Drop a model into a pickle file:

  • In order to drop a model into a pickle format at first, we will have to make sure that the preprocessing of the model has been done properly.
  • Next, we will have to check how the model is performing on unseen data.
  • After finalizing the best fit we will have to drop the model in a pickle format.
  • In order to learn more, you can refer here.
Image made by carbon

Creating the Web App template:

  • Now after creating the pickle file we will have to make a web application template for the same.
  • This template should be able to take a user input from the end-user, run the model and then display the predicted output.
  • This should be named templates.html and we need to place this HTML file into the templates folder.
  • The following is the UI that you’ll be able to see.

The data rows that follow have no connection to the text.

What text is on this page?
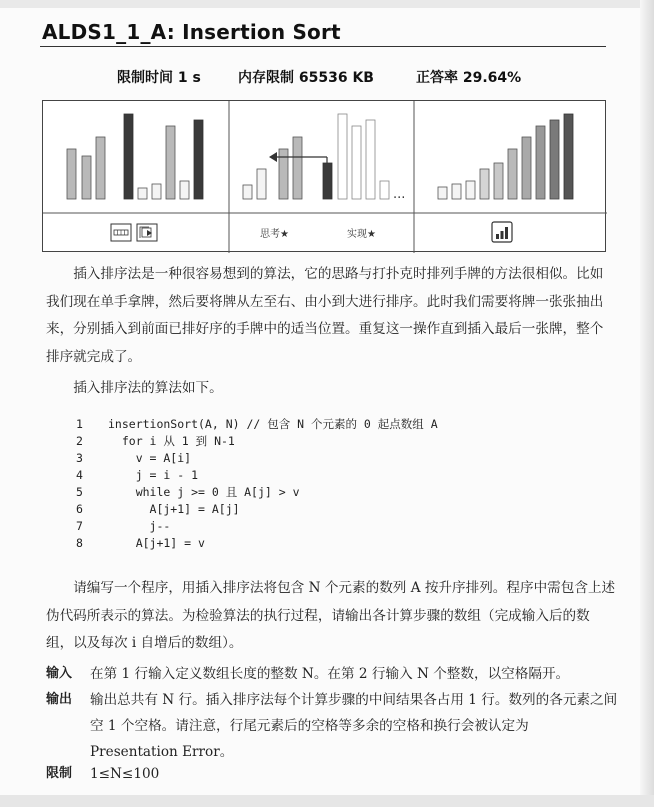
ALDS1_1_A: Insertion Sort
限制时间 1 s	内存限制 65536 KB	正答率 29.64%
...
思考★	实现★

插入排序法是一种很容易想到的算法，它的思路与打扑克时排列手牌的方法很相似。比如我们现在单手拿牌，然后要将牌从左至右、由小到大进行排序。此时我们需要将牌一张张抽出来，分别插入到前面已排好序的手牌中的适当位置。重复这一操作直到插入最后一张牌，整个排序就完成了。

插入排序法的算法如下。

1	insertionSort(A, N) // 包含 N 个元素的 0 起点数组 A
2	for i 从 1 到 N-1
3	v = A[i]
4	j = i - 1
5	while j >= 0 且 A[j] > v
6	A[j+1] = A[j]
7	j--
8	A[j+1] = v

请编写一个程序，用插入排序法将包含 N 个元素的数列 A 按升序排列。程序中需包含上述伪代码所表示的算法。为检验算法的执行过程，请输出各计算步骤的数组（完成输入后的数组，以及每次 i 自增后的数组）。

输入 在第 1 行输入定义数组长度的整数 N。在第 2 行输入 N 个整数，以空格隔开。
输出 输出总共有 N 行。插入排序法每个计算步骤的中间结果各占用 1 行。数列的各元素之间空 1 个空格。请注意，行尾元素后的空格等多余的空格和换行会被认定为 Presentation Error。
限制 1≤N≤100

Deploy the model into the localhost:

  • In order to deploy the web application into the local host, we will first have to install a few applications such as pycharm or Spyder as the IDE(Integrated Development Environment) for the project.
  • First, we will have to make an app.py file. Here, we will first have to call the necessary libraries such as Flask, render_template, and request.
  • Followed by this we will have to call other operational libraries such as NumPy and pandas.
  • Then, we will have to create a function that can render the templates.
  • This function will call the templates.html file and then route it with the POST method in the localhost.
  • After routing is done we will have to build the predict function.
  • The objective of making this function is that whenever the end-user clicks on the predict button the form is supposed to shoot the request to the backend.
  • From there as a response, the model is supposed to return the predicted output.
  • After this, we will load the pickle file.
  • We will have to keep a note that the pickle file has all the values of the model’s train and validation data.
  • Hence, at first, we will have to feed the data properly.
  • We will have to make sure that there is no index mismatch and each and every feature should be ordered as per the pickle file.
  • Hence, to avoid this issue it is always advised to have a cross-verification of the code with the notebook file.
  • Likewise one can use data.columns (say the name of the data frame is data) and use that order to drop the pickle and finally feed that list into the columns list.
  • Finally, we will have to make the predictions through the loaded pickle file.
  • If the response is returning 0 then probably there is an error you might want to check otherwise if the exit status is 1, then we will return the rendered template and the call to action will return the model’s prediction through the predict button.
  • Now we would have to run the code from pycharm IDE and we will receive one link in the console which includes the port number.
  • You can refer to the below image and once you click on that link you can see that the model is running on your localhost.

Conclusion:

  • So far in this article, we covered a high-level overview of how to deploy a machine learning model into the local host.